Carreno Busta comes off as a laid back character off the court. He’s always smiling, has a funny personality in press conferences and is enjoying the big stage now that he’s reached it.

“You are a very good tennis player, but not so good at match points,” a journalist joked with him after his narrow win over Milos Raonic in the fourth round that required seven match points before he sealed the deal.

“Thank you,” Carreno Busta quipped back with a grin.

That winning feeling: Carreno Busta after beating Raonic.

That winning feeling: Carreno Busta after beating Raonic.

It was Carreno Busta’s first top-10 win, ending a 16-match losing streak against such opposition.

When he was asked if he had his eyes on the ATP Finals in London at the end of the year, now that he’s in the top-eight in the Race, he Gijon-native said: “London (smiling). Nice city. But I think is not a real goal to be in London. Maybe in a few months I hope that we continue thinking about this, or you continue thinking about this. And we’ll see. But at the moment, I just thinking about Rafa,” he admitted.

Carreno Busta made his Davis Cup debut for Spain last year and team captain Conchita Martinez had nothing but praise for him.

“He has a good character, he’s laid back but also goes for his shots,” said Martinez. “I think he’s believing more in his possibilities at the moment. He’s breaking through so many things right now. To be here and playing Rafa is going to be amazing I think. He was looking up to him and now he gets to play him.”

Carreno Busta has spent almost four more hours on court this fortnight in Paris compared to Nadal, who has blasted through his opening four rounds in sensational fashion, dropping a total of just 20 games.

“For me, Rafa is the best player on this surface. He’s a really good friend. So it will be a really special match for me. I will try to enjoy this match and learn a lot. I will play against the best. And then we’ll see. Maybe I play and I lose easy or maybe I play and I win easy. You never know,” said Carreno Busta.

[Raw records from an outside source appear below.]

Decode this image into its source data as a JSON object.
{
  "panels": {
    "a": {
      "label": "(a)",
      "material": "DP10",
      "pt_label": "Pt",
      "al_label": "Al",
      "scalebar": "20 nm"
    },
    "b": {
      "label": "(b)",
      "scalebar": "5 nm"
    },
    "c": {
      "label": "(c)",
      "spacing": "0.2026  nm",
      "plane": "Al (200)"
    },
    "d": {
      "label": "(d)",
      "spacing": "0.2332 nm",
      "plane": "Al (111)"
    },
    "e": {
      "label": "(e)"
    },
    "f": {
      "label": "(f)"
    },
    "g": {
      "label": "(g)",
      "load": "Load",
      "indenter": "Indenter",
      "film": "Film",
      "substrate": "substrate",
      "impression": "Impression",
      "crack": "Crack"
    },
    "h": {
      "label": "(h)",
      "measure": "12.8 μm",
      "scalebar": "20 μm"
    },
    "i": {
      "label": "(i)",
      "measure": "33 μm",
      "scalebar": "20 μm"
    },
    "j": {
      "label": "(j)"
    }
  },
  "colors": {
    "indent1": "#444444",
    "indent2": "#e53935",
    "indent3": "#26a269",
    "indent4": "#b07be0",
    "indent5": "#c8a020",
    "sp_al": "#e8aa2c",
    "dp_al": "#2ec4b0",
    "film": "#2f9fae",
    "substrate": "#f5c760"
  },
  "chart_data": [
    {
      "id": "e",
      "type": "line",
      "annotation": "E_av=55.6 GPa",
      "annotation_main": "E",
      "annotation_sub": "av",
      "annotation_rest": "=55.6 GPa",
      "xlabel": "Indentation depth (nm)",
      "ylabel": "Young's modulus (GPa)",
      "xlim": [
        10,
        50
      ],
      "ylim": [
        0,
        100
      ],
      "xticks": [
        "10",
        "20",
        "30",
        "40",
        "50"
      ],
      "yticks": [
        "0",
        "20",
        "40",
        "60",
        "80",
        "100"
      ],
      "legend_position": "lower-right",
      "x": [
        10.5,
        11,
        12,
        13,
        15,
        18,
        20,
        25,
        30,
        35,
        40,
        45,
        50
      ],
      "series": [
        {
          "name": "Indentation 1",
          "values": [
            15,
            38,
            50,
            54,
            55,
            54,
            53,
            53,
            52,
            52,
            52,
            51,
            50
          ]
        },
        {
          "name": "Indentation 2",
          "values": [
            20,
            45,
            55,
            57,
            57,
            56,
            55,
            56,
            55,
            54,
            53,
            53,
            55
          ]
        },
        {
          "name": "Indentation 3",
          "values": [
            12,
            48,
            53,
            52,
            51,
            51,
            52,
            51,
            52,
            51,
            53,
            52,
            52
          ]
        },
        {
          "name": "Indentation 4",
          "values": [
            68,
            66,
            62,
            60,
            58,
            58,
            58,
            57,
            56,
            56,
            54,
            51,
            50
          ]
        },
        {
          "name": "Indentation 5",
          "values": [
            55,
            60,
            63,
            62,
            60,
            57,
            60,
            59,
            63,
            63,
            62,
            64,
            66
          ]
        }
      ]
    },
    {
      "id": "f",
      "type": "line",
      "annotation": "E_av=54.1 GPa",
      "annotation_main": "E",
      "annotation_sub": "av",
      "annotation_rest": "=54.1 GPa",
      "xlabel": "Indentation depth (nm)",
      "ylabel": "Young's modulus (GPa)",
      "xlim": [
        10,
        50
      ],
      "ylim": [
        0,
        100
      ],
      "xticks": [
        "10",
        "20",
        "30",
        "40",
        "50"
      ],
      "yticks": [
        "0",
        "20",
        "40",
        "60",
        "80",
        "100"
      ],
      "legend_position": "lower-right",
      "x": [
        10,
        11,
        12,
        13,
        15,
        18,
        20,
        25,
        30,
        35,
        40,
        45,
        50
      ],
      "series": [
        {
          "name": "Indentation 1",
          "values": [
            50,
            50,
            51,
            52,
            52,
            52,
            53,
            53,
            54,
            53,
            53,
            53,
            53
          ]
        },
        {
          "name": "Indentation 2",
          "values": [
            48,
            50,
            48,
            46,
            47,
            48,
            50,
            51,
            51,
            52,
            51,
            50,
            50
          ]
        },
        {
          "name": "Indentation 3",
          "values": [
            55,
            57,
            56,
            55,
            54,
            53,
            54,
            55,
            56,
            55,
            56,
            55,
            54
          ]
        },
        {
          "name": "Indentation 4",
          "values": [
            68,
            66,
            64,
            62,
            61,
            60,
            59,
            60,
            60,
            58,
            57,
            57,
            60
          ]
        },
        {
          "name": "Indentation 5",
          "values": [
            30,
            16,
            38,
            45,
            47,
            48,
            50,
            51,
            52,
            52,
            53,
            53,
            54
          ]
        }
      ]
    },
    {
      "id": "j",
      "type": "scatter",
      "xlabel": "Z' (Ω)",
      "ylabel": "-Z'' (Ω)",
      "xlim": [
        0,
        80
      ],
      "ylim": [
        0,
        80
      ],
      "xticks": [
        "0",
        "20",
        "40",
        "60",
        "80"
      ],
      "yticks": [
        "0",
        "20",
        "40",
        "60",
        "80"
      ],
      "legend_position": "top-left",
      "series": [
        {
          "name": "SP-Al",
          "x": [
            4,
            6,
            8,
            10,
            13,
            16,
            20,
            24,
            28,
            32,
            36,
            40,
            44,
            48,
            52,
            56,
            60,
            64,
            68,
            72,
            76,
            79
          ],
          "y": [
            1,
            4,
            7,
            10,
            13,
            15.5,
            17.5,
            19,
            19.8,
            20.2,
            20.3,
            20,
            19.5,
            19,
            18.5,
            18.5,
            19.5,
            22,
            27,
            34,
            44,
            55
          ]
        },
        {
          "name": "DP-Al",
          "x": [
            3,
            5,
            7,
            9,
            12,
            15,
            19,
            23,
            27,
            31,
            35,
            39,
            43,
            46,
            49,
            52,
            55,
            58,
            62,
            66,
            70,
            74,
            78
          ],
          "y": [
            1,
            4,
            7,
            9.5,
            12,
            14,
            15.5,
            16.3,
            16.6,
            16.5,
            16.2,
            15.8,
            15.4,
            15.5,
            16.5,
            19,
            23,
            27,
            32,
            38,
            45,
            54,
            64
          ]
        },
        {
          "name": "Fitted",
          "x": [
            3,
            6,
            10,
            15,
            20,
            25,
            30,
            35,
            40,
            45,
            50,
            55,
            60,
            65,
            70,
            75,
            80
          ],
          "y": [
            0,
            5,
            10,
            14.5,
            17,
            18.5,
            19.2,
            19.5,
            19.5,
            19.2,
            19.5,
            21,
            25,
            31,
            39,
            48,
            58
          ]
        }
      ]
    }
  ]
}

Moya feels Nadal’s form right now in Paris is the “perfect situation” as the Mallorcan attempts to become the first man to reach 10 semi-finals at Roland Garros.

“It hasn’t surprised me (how well Nadal is playing),” says Moya.

“This is probably the best tennis he’s playing since the beginning of the year, now he has the confidence of all these matches that he won since January. In January he was practicing very well, he was healthy, but he needed those matches that take you to 100 per cent of your potential.

“Now he’s not there, he’s close to that. It’s the perfect situation for us. If you asked me two months ago how would I like to get here I would tell you the way he’s playing now.”